The intention is for the telescope facility to detect signals in the approximate frequency range of 150MHz to 20GHz.
The design being considered by scientists would be distributed across about 2000 square kilometres, while the hardware itself would cover just 1sq km of this.
More than 120 international astronomers converged on Geraldton in 2003 to consider the SKA project.
The SKA facility would be designed to detect and receive extremely faint signals emitted many light years away from earth.
In February traditional Aboriginal owners of the proposed Mileura Station site agreed to the building of the SKA facility on their lands.
The station was owned until last year by the Walsh family, and according to its new managers it is being regularly visited by scientists from around Australia, who are monitoring signals and conducting other scientific assessments and assessing certain materials that would be incorporated into SKA equipment.
The State Government’s Office of Science and Innovations is involved in the project.
Major participating countries include Canada, the US, India, Japan, China, France, the UK, Germany, Argentina, Brazil, Russia, New Zealand and The Netherlands.
The SKA project’s planning groups is headquartered in The Netherlands.
The nearly $2 billion price tag for the astronomical facility would be outlaid on a complex array of antennas, microwave receivers, digital processing equipment and software.
The SKA is the next generation of radio telescope and will have a 100-times greater collecting area than the biggest present-day instruments.
Australian institutions involved in the SKA project include the CSIRO, the University of Sydney, the Australian National University and Swinburne University of Technology.

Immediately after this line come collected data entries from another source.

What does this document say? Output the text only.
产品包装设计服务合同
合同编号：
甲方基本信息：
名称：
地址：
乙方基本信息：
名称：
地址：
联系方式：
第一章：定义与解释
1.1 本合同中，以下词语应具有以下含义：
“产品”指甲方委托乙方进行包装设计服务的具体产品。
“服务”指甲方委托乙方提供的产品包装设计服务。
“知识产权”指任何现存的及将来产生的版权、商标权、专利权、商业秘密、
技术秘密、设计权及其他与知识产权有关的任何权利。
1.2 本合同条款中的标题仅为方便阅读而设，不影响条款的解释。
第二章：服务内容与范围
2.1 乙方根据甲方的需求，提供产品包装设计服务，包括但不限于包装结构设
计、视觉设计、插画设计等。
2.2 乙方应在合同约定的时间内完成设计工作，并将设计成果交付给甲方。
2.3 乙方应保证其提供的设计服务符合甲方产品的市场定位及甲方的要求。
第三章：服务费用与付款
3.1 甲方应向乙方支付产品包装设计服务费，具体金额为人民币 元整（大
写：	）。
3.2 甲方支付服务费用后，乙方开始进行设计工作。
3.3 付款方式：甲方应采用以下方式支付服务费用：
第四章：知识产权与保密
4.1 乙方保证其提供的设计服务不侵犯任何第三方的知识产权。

The CSIRO’s planning consortium assessed two sites in WA, one about 200km east of Kalgoorlie, south of the Great Victoria Desert, and the Mileura Station.
Several South Australian sites and one near Broken Hill were also assessed.
If Mileura Station is chosen ahead of rival international sites as the venue, WA can expect benefits over and above basic maintenance and protection work.
A paper presented by the CSIRO’s SKA program leader, Dr Peter Hall, last year suggested the project would require a coordinating SKA project office that would probably retain one or more specialist management and consulting engineering firm.
“The large scale and wide geographic distribution of the SKA means the project will require at least construction and commissioning expertise not present in the astronomy community,” Dr Hall said.
“The SKA project cannot hope to build its own teams.
“The most feasible way of harnessing both industry and astronomy expertise is to forge and R&D collaborations between small specialist groups and motivated external parties.”
Treasurer Eric Ripper has allocated $720,000 this financial year and $3.6 million next financial year for the project.
“It is proposed to develop a demonstrator project estimated to cost $16 million at Mileura in conjunction with the CSIRO,” a budget document said.